What I can remember absolutely clearly is seeing him conduct Rossignol [The Nightingale], complete, when I was around 10 or so. It made such an impression upon me to hear that whole score. From then on, I insisted on going to every Stravinsky concert possible.

His bizarre Bayreuth history, at the Wagner Festival, to which he was invited from Boston by Friedelind Wagner:

I was in the master classes that she [Friedelind Wagner] had there. That summer one of the members of the coaching staff got ill, so they suddenly had to have a pianist coach come in, at a day’s notice, and I got the job, playing stage rehearsals, some with Karl Böhm and Pierre Boulez.

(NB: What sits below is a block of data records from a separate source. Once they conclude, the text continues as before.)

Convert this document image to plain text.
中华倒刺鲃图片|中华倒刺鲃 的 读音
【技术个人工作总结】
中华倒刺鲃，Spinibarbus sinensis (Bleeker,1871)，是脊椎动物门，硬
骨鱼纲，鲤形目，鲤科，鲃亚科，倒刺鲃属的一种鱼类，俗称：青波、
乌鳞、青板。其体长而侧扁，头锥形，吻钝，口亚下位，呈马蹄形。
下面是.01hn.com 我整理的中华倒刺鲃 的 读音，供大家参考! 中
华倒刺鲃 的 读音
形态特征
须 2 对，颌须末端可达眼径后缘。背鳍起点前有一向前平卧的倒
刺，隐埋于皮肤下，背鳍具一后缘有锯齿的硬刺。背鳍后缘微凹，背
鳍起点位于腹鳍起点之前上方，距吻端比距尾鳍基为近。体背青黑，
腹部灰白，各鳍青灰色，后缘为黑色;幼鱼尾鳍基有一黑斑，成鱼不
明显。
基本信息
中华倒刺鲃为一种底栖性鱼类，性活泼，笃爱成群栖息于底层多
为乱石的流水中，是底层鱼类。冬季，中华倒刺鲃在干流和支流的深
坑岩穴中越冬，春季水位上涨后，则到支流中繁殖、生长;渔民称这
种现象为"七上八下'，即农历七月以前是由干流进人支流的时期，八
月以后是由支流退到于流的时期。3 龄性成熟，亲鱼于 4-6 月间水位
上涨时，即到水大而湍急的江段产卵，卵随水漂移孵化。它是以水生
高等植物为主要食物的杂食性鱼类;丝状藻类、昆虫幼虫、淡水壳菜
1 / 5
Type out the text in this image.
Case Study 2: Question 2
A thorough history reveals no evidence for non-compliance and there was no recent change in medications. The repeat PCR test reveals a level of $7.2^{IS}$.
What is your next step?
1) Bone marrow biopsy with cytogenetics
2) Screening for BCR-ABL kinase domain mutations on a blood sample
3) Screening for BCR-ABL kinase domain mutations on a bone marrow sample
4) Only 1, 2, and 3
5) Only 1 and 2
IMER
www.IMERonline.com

I was definitely the low man on the totem pole there, so I had “Nibelungen Dienst” [Nibelung duty]. A few times a week, I had to go in and rehearse the Nibelungs. This meant being down in the deepest crypt of the Festspielhaus. I gathered together the Nibelungs, who were all dancers of the company and had to train them to scream on cue.

I played the preceding orchestra parts on the piano, and then yelled at them “Ein, zwei, drei, SCHREI!” and they gave this great scream on cue. It was one of the silliest things I have ever done.

That and an unusual freezing summer in Bayreuth combined to make MTT flee the place: “I couldn’t take it anymore,” so he gave up on Wagner and opera ... for a while. The episode also led to a chain of events that launched him on a great career. How? I recommend Viva Voce for the answer and for much else. NOTE: The book is currently out of print, but available from used booksellers.